Question: The mass of Na2CO3 (91.2% purity) required for the neutralisation of 45.6 mL of 0.25M HC1 solution i...

Question

The mass of Na2CO3 (91.2% purity) required for the neutralisation of 45.6 mL of 0.25M HC1 solution is

Answer 1

Solution

The problem asks for the mass of impure Na₂CO₃ required to neutralize a given volume and concentration of HCl solution.

1. Write the balanced chemical equation for the neutralization reaction:

Sodium carbonate (Na₂CO₃) reacts with hydrochloric acid (HCl) as follows:

$\text{Na}_2\text{CO}_3 (\text{s}) + 2\text{HCl} (\text{aq}) \rightarrow 2\text{NaCl} (\text{aq}) + \text{H}_2\text{O} (\text{l}) + \text{CO}_2 (\text{g})$

From the equation, 1 mole of Na₂CO₃ reacts with 2 moles of HCl.

2. Calculate the moles of HCl:

Given:

Volume of HCl solution = 45.6 mL = 0.0456 L Molarity of HCl solution = 0.25 M

Moles of HCl = Molarity × Volume (in L) Moles of HCl = $0.25 \text{ mol/L} \times 0.0456 \text{ L} = 0.0114 \text{ mol}$

3. Calculate the moles of pure Na₂CO₃ required:

From the stoichiometry of the balanced equation, 1 mole of Na₂CO₃ reacts with 2 moles of HCl.

Moles of Na₂CO₃ = $\frac{\text{Moles of HCl}}{2}$ Moles of Na₂CO₃ = $\frac{0.0114 \text{ mol}}{2} = 0.0057 \text{ mol}$

4. Calculate the molar mass of Na₂CO₃:

Molar mass of Na = 22.99 g/mol Molar mass of C = 12.01 g/mol Molar mass of O = 16.00 g/mol

Molar mass of Na₂CO₃ = $(2 \times 22.99) + 12.01 + (3 \times 16.00)$ $= 45.98 + 12.01 + 48.00 = 105.99 \text{ g/mol} \approx 106 \text{ g/mol}$

5. Calculate the mass of pure Na₂CO₃ required:

Mass of pure Na₂CO₃ = Moles of Na₂CO₃ × Molar mass of Na₂CO₃ Mass of pure Na₂CO₃ = $0.0057 \text{ mol} \times 106 \text{ g/mol} = 0.6042 \text{ g}$

6. Account for the purity of Na₂CO₃:

The Na₂CO₃ sample has 91.2% purity. This means that 91.2 g of pure Na₂CO₃ is present in 100 g of the impure sample.
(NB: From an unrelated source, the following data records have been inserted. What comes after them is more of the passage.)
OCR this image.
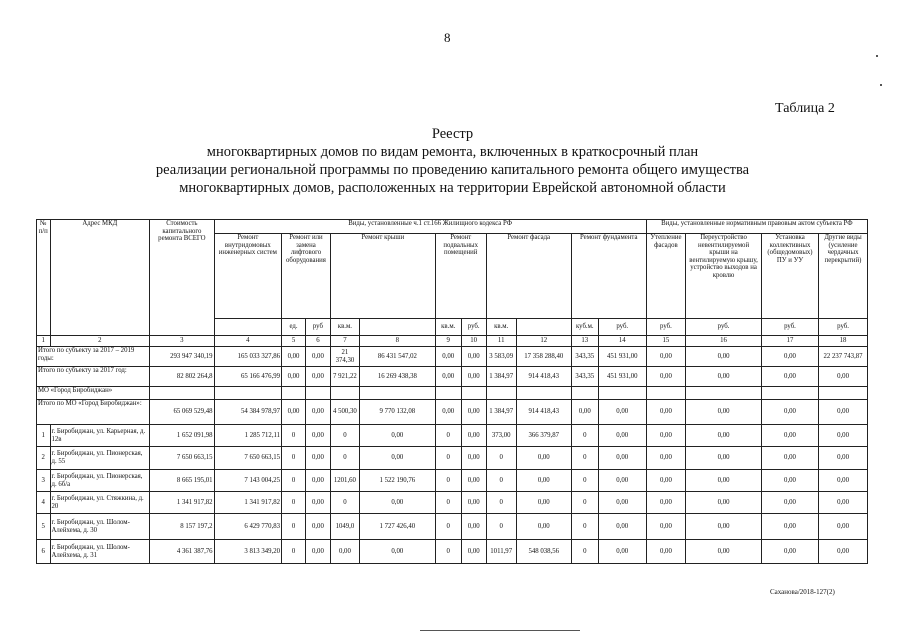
8
Таблица 2
Реестр
многоквартирных домов по видам ремонта, включенных в краткосрочный план
реализации региональной программы по проведению капитального ремонта общего имущества
многоквартирных домов, расположенных на территории Еврейской автономной области
№ п/п	Адрес МКД	Стоимость капитального ремонта ВСЕГО	Виды, установленные ч.1 ст.166 Жилищного кодекса РФ											Виды, установленные нормативным правовым актом субъекта РФ			
			Ремонт внутридомовых инженерных систем	Ремонт или замена лифтового оборудования		Ремонт крыши		Ремонт подвальных помещений		Ремонт фасада		Ремонт фундамента		Утепление фасадов	Переустройство невентилируемой крыши на вентилируемую крышу, устройство выходов на кровлю	Установка коллективных (общедомовых) ПУ и УУ	Другие виды (усиление чердачных перекрытий)
				ед.	руб	кв.м.		кв.м.	руб.	кв.м.		куб.м.	руб.	руб.	руб.	руб.	руб.
1	2	3	4	5	6	7	8	9	10	11	12	13	14	15	16	17	18
Итого по субъекту за 2017 – 2019 годы:		293 947 340,19	165 033 327,86	0,00	0,00	21 374,30	86 431 547,02	0,00	0,00	3 583,09	17 358 288,40	343,35	451 931,00	0,00	0,00	0,00	22 237 743,87
Итого по субъекту за 2017 год:		82 802 264,8	65 166 476,99	0,00	0,00	7 921,22	16 269 438,38	0,00	0,00	1 384,97	914 418,43	343,35	451 931,00	0,00	0,00	0,00	0,00
МО «Город Биробиджан»																	
Итого по МО «Город Биробиджан»:		65 069 529,48	54 384 978,97	0,00	0,00	4 500,30	9 770 132,08	0,00	0,00	1 384,97	914 418,43	0,00	0,00	0,00	0,00	0,00	0,00
1	г. Биробиджан, ул. Карьерная, д. 12в	1 652 091,98	1 285 712,11	0	0,00	0	0,00	0	0,00	373,00	366 379,87	0	0,00	0,00	0,00	0,00	0,00
2	г. Биробиджан, ул. Пионерская, д. 55	7 650 663,15	7 650 663,15	0	0,00	0	0,00	0	0,00	0	0,00	0	0,00	0,00	0,00	0,00	0,00
3	г. Биробиджан, ул. Пионерская, д. 6б/а	8 665 195,01	7 143 004,25	0	0,00	1201,60	1 522 190,76	0	0,00	0	0,00	0	0,00	0,00	0,00	0,00	0,00
4	г. Биробиджан, ул. Стяжкина, д. 20	1 341 917,82	1 341 917,82	0	0,00	0	0,00	0	0,00	0	0,00	0	0,00	0,00	0,00	0,00	0,00
5	г. Биробиджан, ул. Шолом-Алейхема, д. 30	8 157 197,2	6 429 770,83	0	0,00	1049,0	1 727 426,40	0	0,00	0	0,00	0	0,00	0,00	0,00	0,00	0,00
6	г. Биробиджан, ул. Шолом-Алейхема, д. 31	4 361 387,76	3 813 349,20	0	0,00	0,00	0,00	0	0,00	1011,97	548 038,56	0	0,00	0,00	0,00	0,00	0,00
Саханова/2018-127(2)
Let 'X' be the total mass of the impure Na₂CO₃ required.

Mass of pure Na₂CO₃ = X × (Purity / 100) $0.6042 \text{ g} = \text{X} \times \frac{91.2}{100}$ $\text{X} = \frac{0.6042 \text{ g}}{0.912}$ $\text{X} = 0.6625 \text{ g}$

Rounding to three significant figures (consistent with the given data), the mass of Na₂CO₃ required is 0.663 g.